By tagging 20 adult cane toads with acoustic fish tags and then placing data loggers in the dams near the Tanami desert – Australia's northernmost desert – the researchers were able to record the activity patterns of the toads. The 16mm long acoustic tags transmit through water, but not air, so the loggers only record the presence of a toad when they are sitting or swimming in water.
"No-one has ever put fish tags on amphibians before to study their activity and what we found shows amazing behavioural flexibility on the part of these toads," Dr Webb said.
"We found that cane toads visit the water during the day time, with peaks of activity in the morning. This is very different to what toads do in their native geographic range and the rest of Australia – usually adult toads are strictly nocturnal. This daytime hydrating and cooling down allows them to survive an environment where ground temperatures often exceed 40 degrees for several hours each day," he said.

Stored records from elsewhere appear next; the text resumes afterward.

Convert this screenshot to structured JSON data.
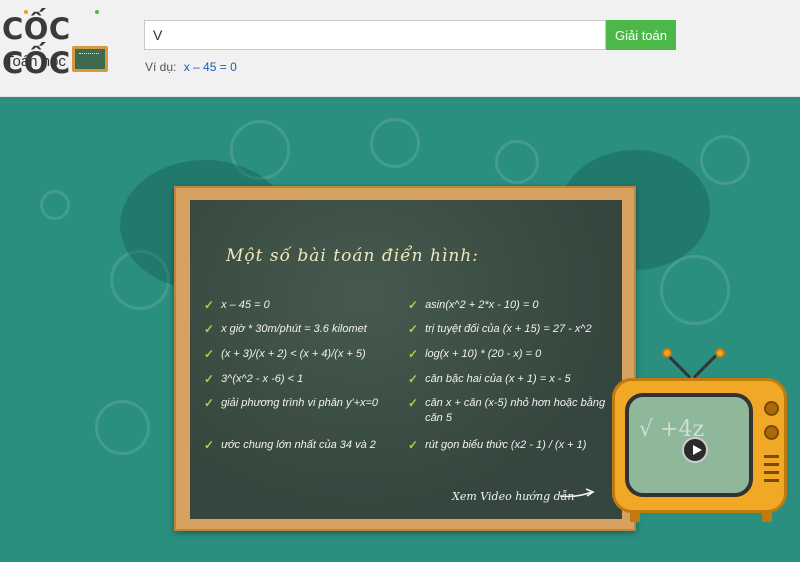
{
  "header": {
    "logo_text": "CỐC CỐC",
    "logo_sub": "Toán học",
    "search": {
      "value": "V",
      "placeholder": ""
    },
    "search_button": "Giải toán",
    "example_label": "Ví dụ:",
    "example_link": "x – 45 = 0"
  },
  "board": {
    "title": "Một số bài toán điển hình:",
    "problems_left": [
      "x – 45 = 0",
      "x giờ * 30m/phút = 3.6 kilomet",
      "(x + 3)/(x + 2) < (x + 4)/(x + 5)",
      "3^(x^2 - x -6) < 1",
      "giải phương trình vi phân y'+x=0",
      "ước chung lớn nhất của 34 và 2"
    ],
    "problems_right": [
      "asin(x^2 + 2*x - 10) = 0",
      "trị tuyệt đối của (x + 15) = 27 - x^2",
      "log(x + 10) * (20 - x) = 0",
      "căn bậc hai của (x + 1) = x - 5",
      "căn x + căn (x-5) nhỏ hơn hoặc bằng căn 5",
      "rút gọn biểu thức (x2 - 1) / (x + 1)"
    ],
    "video_link": "Xem Video hướng dẫn"
  },
  "colors": {
    "background": "#2b8f80",
    "button_green": "#4cb848",
    "board_frame": "#d7a25f",
    "board_surface": "#3b4c43",
    "check_green": "#9ad64a",
    "tv_orange": "#f0a826"
  }
}
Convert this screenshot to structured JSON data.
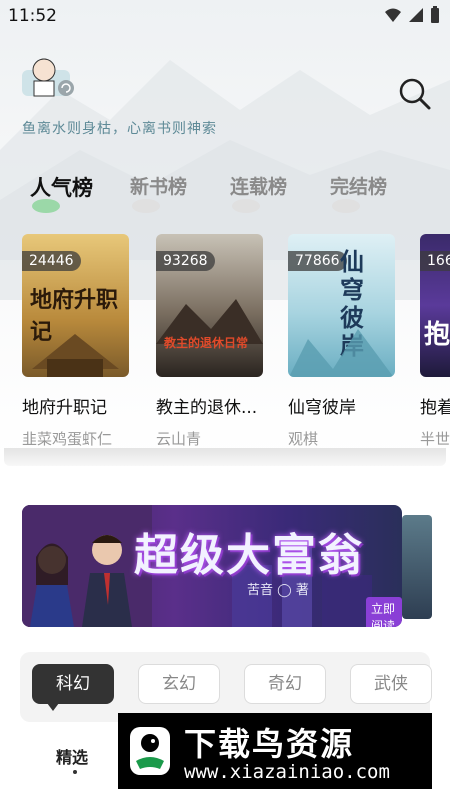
{
  "status_bar": {
    "time": "11:52"
  },
  "header": {
    "slogan": "鱼离水则身枯，心离书则神索"
  },
  "rank_tabs": [
    "人气榜",
    "新书榜",
    "连载榜",
    "完结榜"
  ],
  "books": [
    {
      "count": "24446",
      "title": "地府升职记",
      "author": "韭菜鸡蛋虾仁",
      "cover_text": "地府升职记"
    },
    {
      "count": "93268",
      "title": "教主的退休...",
      "author": "云山青",
      "cover_text": "教主的退休日常"
    },
    {
      "count": "77866",
      "title": "仙穹彼岸",
      "author": "观棋",
      "cover_text": "仙穹彼岸"
    },
    {
      "count": "166",
      "title": "抱着",
      "author": "半世",
      "cover_text": "抱"
    }
  ],
  "banner": {
    "title": "超级大富翁",
    "author": "苦音 ◯ 著",
    "button": "立即阅读"
  },
  "genres": [
    "科幻",
    "玄幻",
    "奇幻",
    "武侠"
  ],
  "sub_tab": "精选",
  "watermark": {
    "title": "下载鸟资源",
    "url": "www.xiazainiao.com"
  },
  "colors": {
    "slogan": "#5e8a97",
    "active_genre": "#333333",
    "banner_accent": "#8a3fd6"
  }
}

The team, which includes conservation scientists from UNSW and the University of Melbourne, believes that such behavioural flexibility, or "plasticity", may explain why cane toads are one of the world's most successful invasive species. That's more bad news for already environmentally stressed populations of native predators such as quolls and goannas.
"Plasticity, or evolution in behavioural responses, is a key attribute of successful animal invasions," Dr Webb said. "The behavioural phase shift that this research has revealed has rarely been reported in invasive species and could facilitate ongoing invasion success for the cane toad."
The research is being published today in the Royal Society journal Biology Letters and was funded by The Hermon Slade Foundation and the Australian Research Council.
Webb JK, Letnic M, Jessop TS and Dempster T. 2014 Behavioural flexibility allows an invasive vertebrate to survive in a semi-arid environment. Biol. Lett. 2013014.